# LM317 - Calculate dissipation due to voltage drop

If I use a linear voltage regulator as LM317:

• Input voltage = 24 V
• Output voltage = 5 V (so a voltage drop of 19 V)

From the datasheet, I read that maximum operating temperature = 125°C, junction = 150°C

How I can calculate if this component is thermally suitable, instead of a switching regulator?

• Even if it's "thermally suitable" you're still wasting almost four times as much power as you're actually using. I'd use a switcher unless you have an overwhelming reason not to. – Finbarr Apr 8 '19 at 8:36
• @Finbarr "for times as much power" is not really relevant, it's the power you lose that matters. If the OP had a load consuming 4.8mA, then a linear regulator could have been absolutely the way to go. – Dmitry Grigoryev Apr 8 '19 at 13:56

What you need to know is the Junction-to-Ambient thermal resistance. There is a table for that on page 4 of the DATASHEET. It has the values for each of the packages.

So, you know your voltage drop (19V), you know the required current (480-700mA). With this information, you can now find out your power dissipated (P=IV) and use this value to see how much your IC will heat up.

For an example, lets assume you have a TO-263 package. You calculate your power to be 3.68W. You see that the thermal resistance of this package is 38°C/W, thus the temperature will rise by 139.8°C. Now, while you may think that is fine, because it is under 150°C, you also need to add on the ambient temperature of the environment. Assuming this is 25°C, this will give you a total of 164.8°C. This now exceeds the maximum.

There are other factors involved, such as the current drawn by the device itself, not just your load, some environmental factors etc, but this is the easiest way to calculate what your temperature could be. You can use this method for any IC, not just the LM317, and you should find all the information here for you to calculate this yourself.

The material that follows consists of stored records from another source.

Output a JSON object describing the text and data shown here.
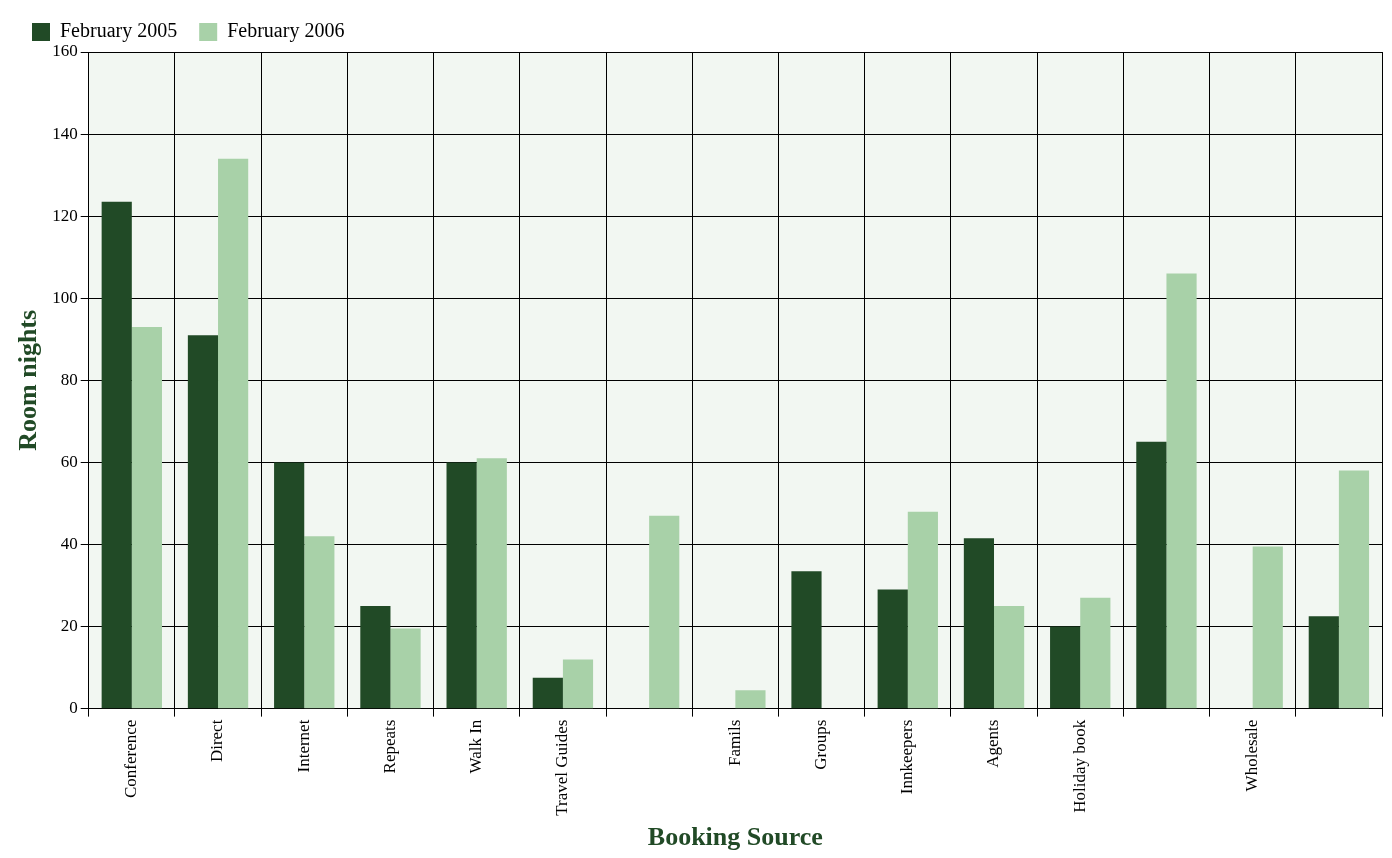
{
  "chart_data": {
    "type": "bar",
    "xlabel": "Booking Source",
    "ylabel": "Room nights",
    "categories": [
      "Conference",
      "Direct",
      "Internet",
      "Repeats",
      "Walk In",
      "Travel Guides",
      null,
      "Famils",
      "Groups",
      "Innkeepers",
      "Agents",
      "Holiday book",
      null,
      "Wholesale",
      null
    ],
    "series": [
      {
        "name": "February 2005",
        "color": "#214a26",
        "values": [
          123.5,
          91,
          60,
          25,
          60,
          7.5,
          0,
          0,
          33.5,
          29,
          41.5,
          20,
          65,
          0,
          22.5
        ]
      },
      {
        "name": "February 2006",
        "color": "#a8d1a8",
        "values": [
          93,
          134,
          42,
          19.5,
          61,
          12,
          47,
          4.5,
          0,
          48,
          25,
          27,
          106,
          39.5,
          58
        ]
      }
    ],
    "ylim": [
      0,
      160
    ],
    "yticks": [
      0,
      20,
      40,
      60,
      80,
      100,
      120,
      140,
      160
    ],
    "grid": true,
    "legend": "top left"
  }
}
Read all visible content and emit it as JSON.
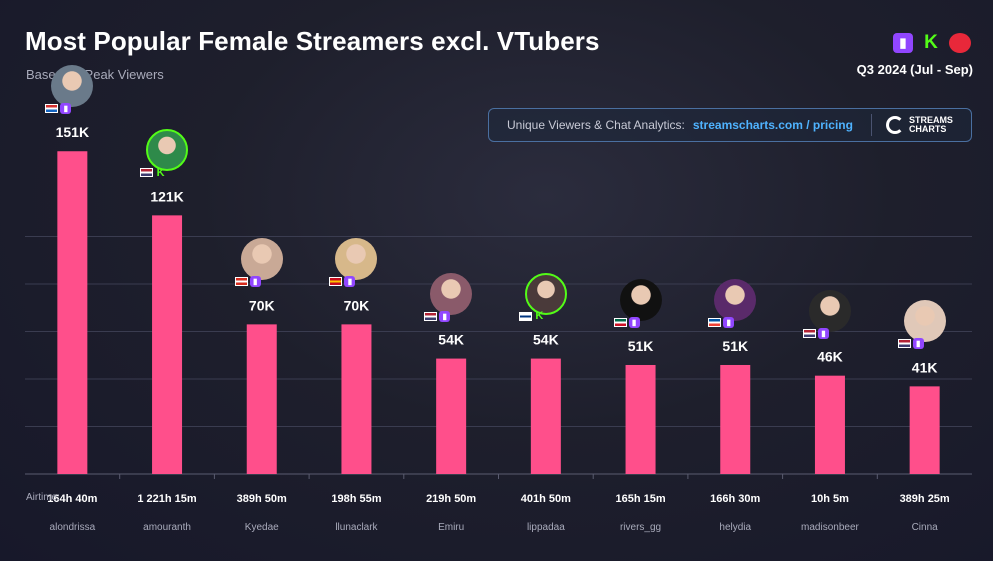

• I calculated the mean power in the regulator as 19V * 480mA as 9.12W with a temperature rise (TO220 package) of 214C. – Peter Smith Apr 8 '19 at 8:33
• @PeterSmith I deliberately missed out the exact calculations for OP so they can work it out for themselves – MCG Apr 8 '19 at 8:35
• You are assuming no heat sink. With a heat sink and a series resistor to dump some of the power, it has a chance. Unfortunately, convection calculations for heat sinks are much more complicated than a conducted heat analysis. When I was working, I would let an ME do the thermal analysis. At home, with lot of experience by trial and error, I know about how big a heat sink needs to be. – Mattman944 Apr 8 '19 at 8:59
• @Mattman944 Correct. I am assuming no heat sink. Why would I include a heatsink when the question was not asking about that? The whole point of this answer was to make it simple and allow OP to calculate it themselves. They will realise they need a heatsink (actually easier to just use a switching IC) then they can ask another question about heatsinks – MCG Apr 8 '19 at 10:26
• 1. Wot? No TO3 ? :-) 2. A heatsink is an integral part of such a design - whether it is the one on the device used (the metal and/or plastic overall packaging) alone or that plus any added one.3. A series resistor is also an extremely good idea idf they insist on doing this. – Russell McMahon Apr 9 '19 at 1:18

You need to know the package. Then calculate the temperature rises. Thermal calculations are analogous to electrical calculations, power dissipated is analogous to current. Thermal resistance is analogous to electrical resistance, temperature is analogous to voltage.

Rough calculations show that you will need a really good heat sink to keep the case temperature reasonable. Some of these parts have a large metal pad on the bottom designed to be soldered to a large copper pad on the PWB.

Another trick to use is to put a resistor in series with the input power to dump some of the power.